サブタイトルは〝長野・丸子実業『いじめ自殺事件』教師たちの闘い〟。ネットでたまたま見つけて県内のことでもあるし興味を持ったが、今年は本を買うのも躊躇する経済状況ゆえ必読というのでもないしと保留にしていたら、持つべきは友だちという経緯で読むことができた。ありがとうございます。ルポを読むのは久々、多分。約10年前、バレーの名門高校のバレー部員が自殺という事件を知らなかった。10年前といえばまだ子どもが本物の子どもで、色々と今とは異質のやっかいな時期とはいえ、見逃すには相当に身近な事件なはずなのに。

読んでいて気分の良くなる内容ではない。遺族である母親が学校長やいじめたとされる生徒を訴える。校長に対しては殺人罪。これを決めたのは、いじめ事件を得意とする弁護士。ところが逆に学校長も、いじめたとされる生徒たちもこの母親を訴え、弁護士をも訴えるという展開に。
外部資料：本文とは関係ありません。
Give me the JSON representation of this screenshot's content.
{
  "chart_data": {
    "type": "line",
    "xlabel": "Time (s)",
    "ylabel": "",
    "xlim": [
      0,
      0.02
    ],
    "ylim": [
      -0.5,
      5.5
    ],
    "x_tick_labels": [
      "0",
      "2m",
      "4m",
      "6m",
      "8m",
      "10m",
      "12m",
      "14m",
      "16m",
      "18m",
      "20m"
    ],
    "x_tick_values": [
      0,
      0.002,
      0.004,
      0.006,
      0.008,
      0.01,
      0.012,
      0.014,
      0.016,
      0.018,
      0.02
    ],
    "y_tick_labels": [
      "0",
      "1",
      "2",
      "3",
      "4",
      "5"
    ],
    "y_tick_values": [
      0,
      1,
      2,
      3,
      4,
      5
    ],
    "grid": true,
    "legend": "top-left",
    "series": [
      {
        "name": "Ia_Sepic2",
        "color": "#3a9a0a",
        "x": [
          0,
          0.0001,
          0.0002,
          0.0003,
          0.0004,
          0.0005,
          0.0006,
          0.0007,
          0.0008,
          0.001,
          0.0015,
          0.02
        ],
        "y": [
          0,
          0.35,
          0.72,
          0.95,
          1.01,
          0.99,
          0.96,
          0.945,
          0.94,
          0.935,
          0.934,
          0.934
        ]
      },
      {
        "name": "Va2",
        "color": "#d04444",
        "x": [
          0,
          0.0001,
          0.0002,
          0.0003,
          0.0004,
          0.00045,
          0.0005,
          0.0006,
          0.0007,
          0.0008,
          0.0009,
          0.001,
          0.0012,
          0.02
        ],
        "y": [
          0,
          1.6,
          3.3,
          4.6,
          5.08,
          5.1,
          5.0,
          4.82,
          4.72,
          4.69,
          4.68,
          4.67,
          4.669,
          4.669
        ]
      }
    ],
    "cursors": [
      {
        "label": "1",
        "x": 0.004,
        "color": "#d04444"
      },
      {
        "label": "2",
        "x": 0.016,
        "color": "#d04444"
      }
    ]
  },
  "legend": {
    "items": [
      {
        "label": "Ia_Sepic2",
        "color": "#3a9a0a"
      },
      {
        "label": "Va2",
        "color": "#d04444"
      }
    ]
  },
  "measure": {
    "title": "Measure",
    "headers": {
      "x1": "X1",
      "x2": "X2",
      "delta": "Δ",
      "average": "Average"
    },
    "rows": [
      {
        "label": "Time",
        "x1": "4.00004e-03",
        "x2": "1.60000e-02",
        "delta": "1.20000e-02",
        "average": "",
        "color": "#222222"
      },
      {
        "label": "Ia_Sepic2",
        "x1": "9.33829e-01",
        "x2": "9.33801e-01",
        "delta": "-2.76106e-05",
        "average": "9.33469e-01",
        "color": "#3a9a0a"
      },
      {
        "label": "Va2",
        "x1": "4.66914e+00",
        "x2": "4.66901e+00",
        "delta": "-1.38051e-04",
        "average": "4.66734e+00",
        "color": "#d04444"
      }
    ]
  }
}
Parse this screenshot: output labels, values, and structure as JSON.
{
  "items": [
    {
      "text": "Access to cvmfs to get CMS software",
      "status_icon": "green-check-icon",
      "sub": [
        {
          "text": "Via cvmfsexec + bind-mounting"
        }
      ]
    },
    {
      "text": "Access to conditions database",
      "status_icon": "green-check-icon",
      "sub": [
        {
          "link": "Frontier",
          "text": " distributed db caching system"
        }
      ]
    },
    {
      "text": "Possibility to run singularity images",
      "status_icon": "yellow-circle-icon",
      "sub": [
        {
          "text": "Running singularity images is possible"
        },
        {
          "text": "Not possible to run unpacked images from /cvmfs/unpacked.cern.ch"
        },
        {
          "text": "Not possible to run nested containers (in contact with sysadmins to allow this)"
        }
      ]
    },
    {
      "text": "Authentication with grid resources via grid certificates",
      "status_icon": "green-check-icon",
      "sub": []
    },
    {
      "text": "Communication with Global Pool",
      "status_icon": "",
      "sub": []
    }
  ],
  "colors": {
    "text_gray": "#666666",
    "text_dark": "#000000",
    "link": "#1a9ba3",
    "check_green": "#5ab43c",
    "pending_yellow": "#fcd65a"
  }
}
国が目指しているように見える訴訟社会ってこれかと思うと暗澹たる気分になる。こういう多面性のある問題をノンフィクションで書けたのは、母親の人格がここまで極端だったからに違いない。家族問題、学校と家庭との関係、報道、裁判、サイコパスその他様々な現代の問題について考えさせられる本だった。